Consider referring patients to an individualized, ketamine-specific rehabilitation program that is modeled after other substance-specific rehabilitation programs. It is critical to address withdrawal symptoms (eg, anorexia, fatigue, tremors, chills, tachycardia, nightmares, etc.). Patients undergoing ketamine withdrawal may develop anxiety and depression, with or without suicidal ideation, that might persist during a 4- to 5-day withdrawal period.8
‘Self-medicating’ ketamine users
Clinicians need to be particularly vigilant for situations in which a patient has used ketamine in an attempt to control his/her depressive symptoms. Some researchers have described ketamine as a revolutionary drug for TRD, and it is reasonable to suspect that some patients with depressive symptoms may have consulted Internet sources to learn how to self-medicate using ketamine.
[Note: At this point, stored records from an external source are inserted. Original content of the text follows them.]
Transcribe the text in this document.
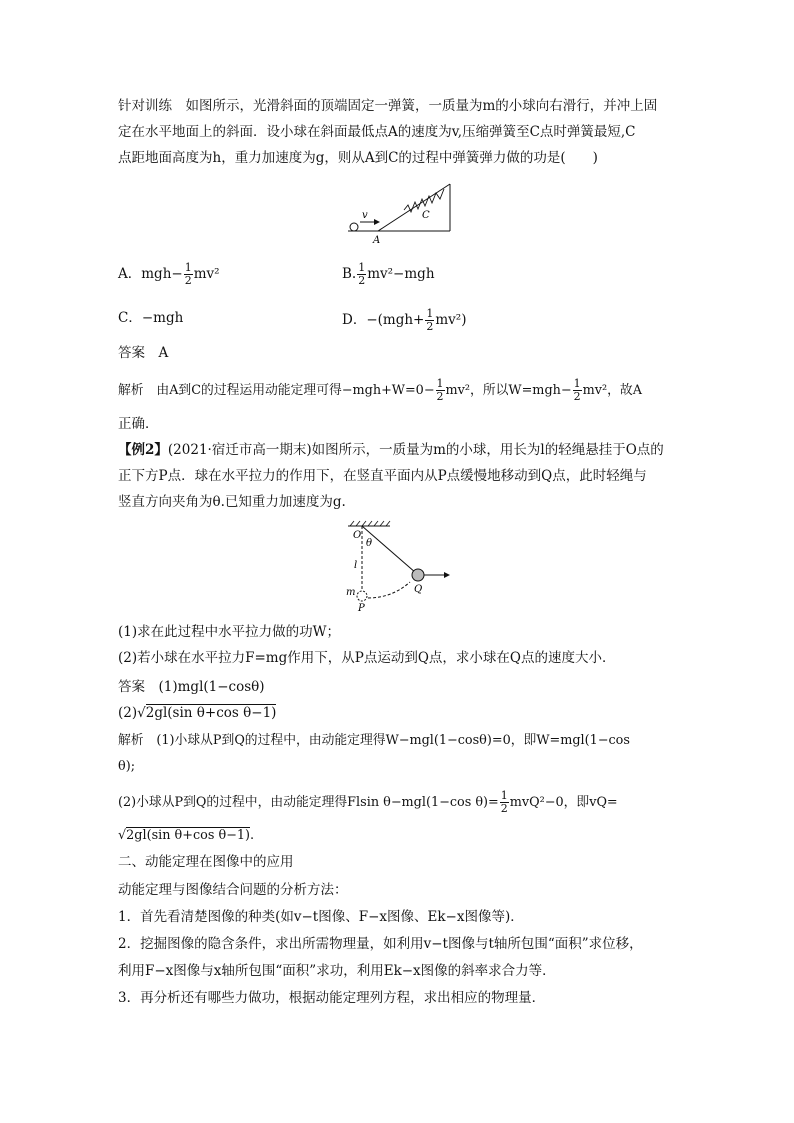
针对训练　如图所示，光滑斜面的顶端固定一弹簧，一质量为m的小球向右滑行，并冲上固
定在水平地面上的斜面．设小球在斜面最低点A的速度为v,压缩弹簧至C点时弹簧最短,C
点距地面高度为h，重力加速度为g，则从A到C的过程中弹簧弹力做的功是(　　)
v
A
C
A．$mgh- \frac{1}{2} mv^2$	B. $\frac{1}{2} mv^2-mgh$
C．−mgh	D．$-(mgh+ \frac{1}{2} mv^2)$
答案　A
解析　由A到C的过程运用动能定理可得$-mgh+W=0- \frac{1}{2} mv^2$，所以$W=mgh- \frac{1}{2} mv^2$，故A
正确．
【例2】(2021·宿迁市高一期末)如图所示，一质量为m的小球，用长为l的轻绳悬挂于O点的
正下方P点．球在水平拉力的作用下，在竖直平面内从P点缓慢地移动到Q点，此时轻绳与
竖直方向夹角为θ.已知重力加速度为g.
O
θ
l
m
P
Q
(1)求在此过程中水平拉力做的功W；
(2)若小球在水平拉力F=mg作用下，从P点运动到Q点，求小球在Q点的速度大小．
答案　(1)mgl(1−cosθ)
(2)√2gl(sin θ+cos θ−1)
解析　(1)小球从P到Q的过程中，由动能定理得W−mgl(1−cosθ)=0，即W=mgl(1−cos
θ);
(2)小球从P到Q的过程中，由动能定理得Flsin θ−mgl(1−cos $\theta)= \frac{1}{2} mvQ^2-0$，即vQ=
√2gl(sin θ+cos θ−1).
二、动能定理在图像中的应用
动能定理与图像结合问题的分析方法：
1．首先看清楚图像的种类(如v−t图像、F−x图像、Ek−x图像等)．
2．挖掘图像的隐含条件，求出所需物理量，如利用v−t图像与t轴所包围“面积”求位移，
利用F−x图像与x轴所包围“面积”求功，利用Ek−x图像的斜率求合力等．
3．再分析还有哪些力做功，根据动能定理列方程，求出相应的物理量．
Patients who have consumed smaller doses of ketamine recreationally may have developed a tolerance in which the receptors are no longer responsive to the effects at that dose, and therefore might not respond when given ketamine in a clinical setting. Proper history taking and patient education are essential for these users, and clinicians may need to develop a personalized therapeutic plan for ketamine administration. If, on the other hand, a patient has a history of chronic ketamine use (perhaps at high doses), depression may occur secondary to this type of ketamine abuse. For such patients, clinicians should explore alternative treatment modalities, such as transcranial magnetic stimulation.